Some people say that Christians should always be smiling. Personally, I believe that comments like that are unhelpful and unscriptural. Rejoicing in the Lord does not equate to a perpetual grin! Pantycelyn struggled. However, those ‘solid joys and lasting treasures’ could not be shaken off. When you sing ‘Bread of Heaven’ notice the emphasis: ‘I am weak, but thou art mighty/ hold me with thy powerful hand’. All his hymns contrast me/You, I/Him, Williams/Jesus emphasising a necessary relationship but also the fact that we are made strong in Him. It’s this Christ-centeredness that always stands out.
1738
So how did they do it? They didn’t. God did! But did they do anything? We find the answer in James 4:8. ‘Draw near to God and He will draw near to you. Cleanse your hands, you sinners; and purify your hearts, you double minded.’ What a promise! If with all your heart you truly search for God then you shall find Him (Jeremiah 29:13). God is no liar and Pantycelyn drew on the promises that God could be both known and felt. We can, according to John McArthur, ‘pursue an intimate love relationship with God’. I was challenged by the end of the verse. Have we truly turned away from our sin? If you are saved, remember that we are not only justified but we have also been adopted into God’s family (Ephesians 1:5). The disappointing thing is that I don’t always look like a citizen of Zion. It’s strange when we talk about revival as if it’s just about those bad people out there. Revival begins with us, with me. It’s the living ones that need re-vivification not Wales.

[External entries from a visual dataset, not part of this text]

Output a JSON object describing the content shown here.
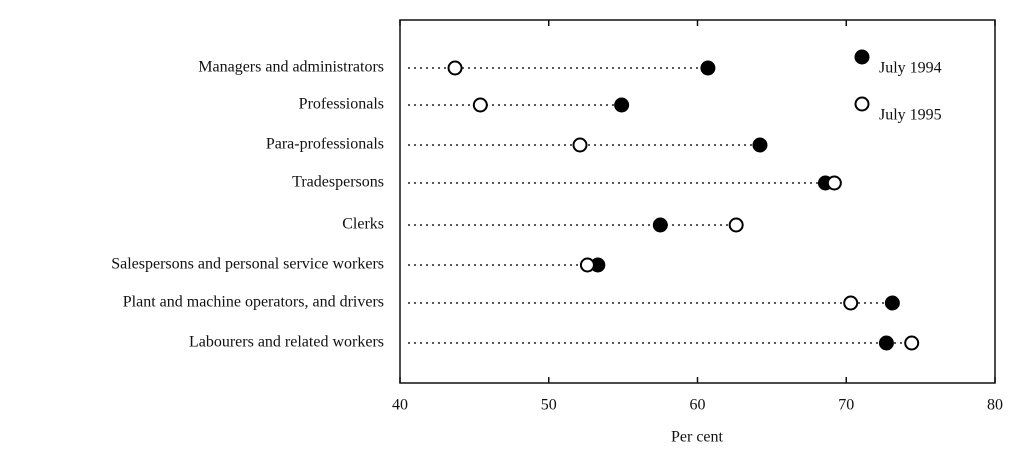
{
  "chart_data": {
    "type": "dot",
    "categories": [
      "Managers and administrators",
      "Professionals",
      "Para-professionals",
      "Tradespersons",
      "Clerks",
      "Salespersons and personal service workers",
      "Plant and machine operators, and drivers",
      "Labourers and related workers"
    ],
    "series": [
      {
        "name": "July 1994",
        "color": "#000000",
        "fill": "#000000",
        "values": [
          60.7,
          54.9,
          64.2,
          68.6,
          57.5,
          53.3,
          73.1,
          72.7
        ]
      },
      {
        "name": "July 1995",
        "color": "#000000",
        "fill": "#ffffff",
        "values": [
          43.7,
          45.4,
          52.1,
          69.2,
          62.6,
          52.6,
          70.3,
          74.4
        ]
      }
    ],
    "xlabel": "Per cent",
    "xlim": [
      40,
      80
    ],
    "xticks": [
      40,
      50,
      60,
      70,
      80
    ],
    "legend": "upper right",
    "grid": false
  }
}
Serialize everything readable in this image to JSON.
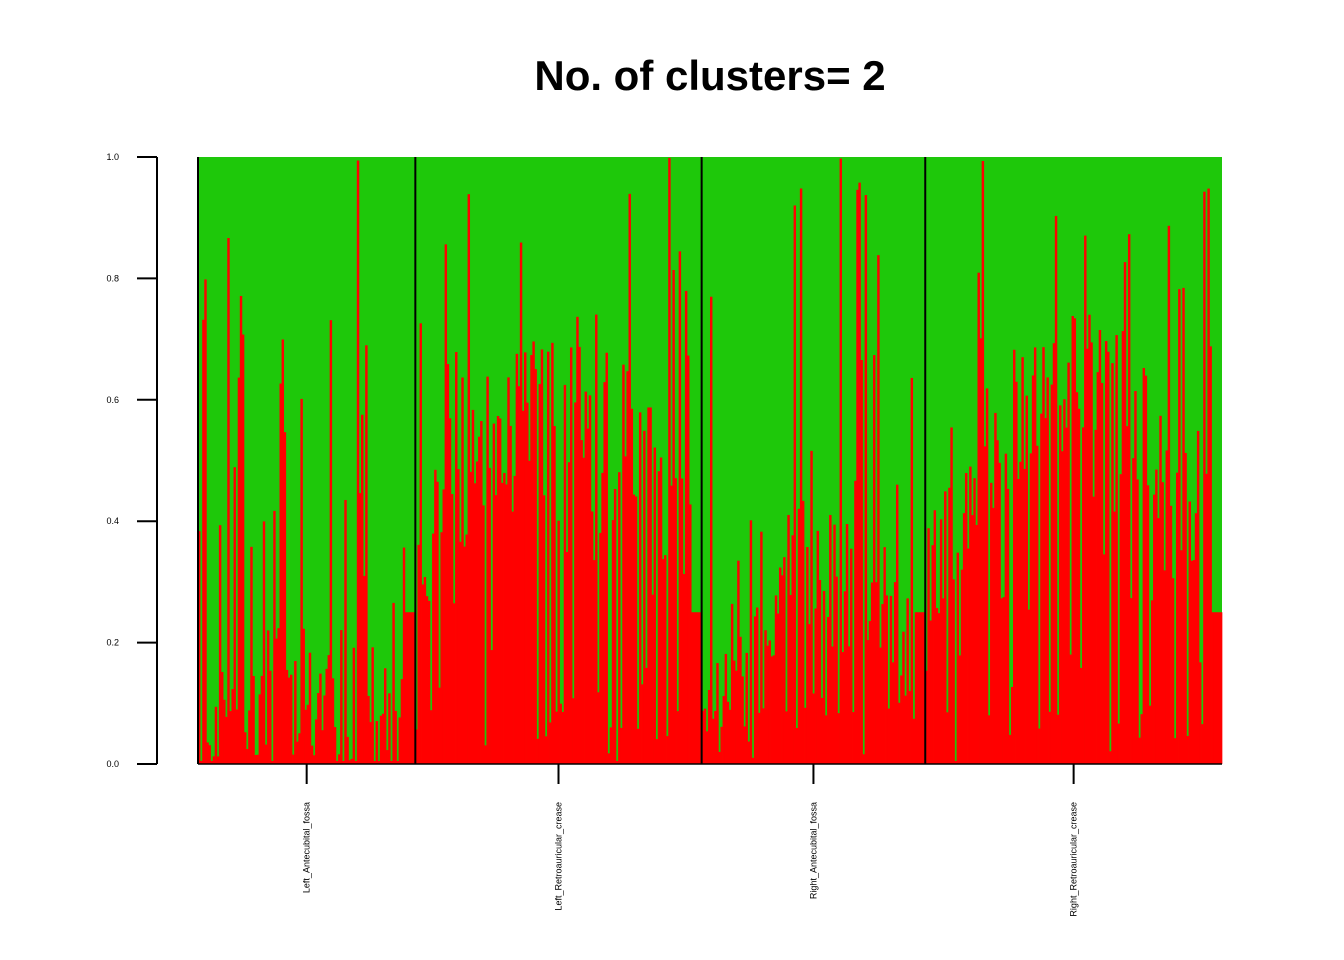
{
  "chart_data": {
    "type": "bar",
    "stacked": true,
    "title": "No. of clusters= 2",
    "xlabel": "",
    "ylabel": "",
    "ylim": [
      0,
      1
    ],
    "yticks": [
      "0.0",
      "0.2",
      "0.4",
      "0.6",
      "0.8",
      "1.0"
    ],
    "colors": {
      "cluster1": "#ff0000",
      "cluster2": "#1ec80a",
      "divider": "#000000",
      "axis": "#000000"
    },
    "groups": [
      {
        "name": "Left_Antecubital_fossa",
        "count": 104,
        "base": 0.16,
        "amp": 0.12,
        "tail": 0.25,
        "seed": 11
      },
      {
        "name": "Left_Retroauricular_crease",
        "count": 137,
        "base": 0.5,
        "amp": 0.3,
        "tail": 0.25,
        "seed": 23
      },
      {
        "name": "Right_Antecubital_fossa",
        "count": 107,
        "base": 0.3,
        "amp": 0.18,
        "tail": 0.25,
        "seed": 37
      },
      {
        "name": "Right_Retroauricular_crease",
        "count": 142,
        "base": 0.5,
        "amp": 0.3,
        "tail": 0.25,
        "seed": 53
      }
    ]
  }
}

One of Pantycelyn’s greatest works was his role in reconciling Daniel Rowlands and Howell Harris (the two Welsh leaders that fell out). His emphasis on a Christ-centred religion led to a unity in the Gospel, and in 1762, God drew near again…
Perhaps, you’d say, that Heroes of the Faith are not meant to be struggling sinners. Are you disappointed with this article? Personally, I am relieved that Pantycelyn was not some holier-than-thou Welshman sitting on some high-up shelf! The truth is that he was a young Christian who felt his sin and often struggled. However, this was also a man that leant upon a strong Saviour and longed for a closer walk with his God.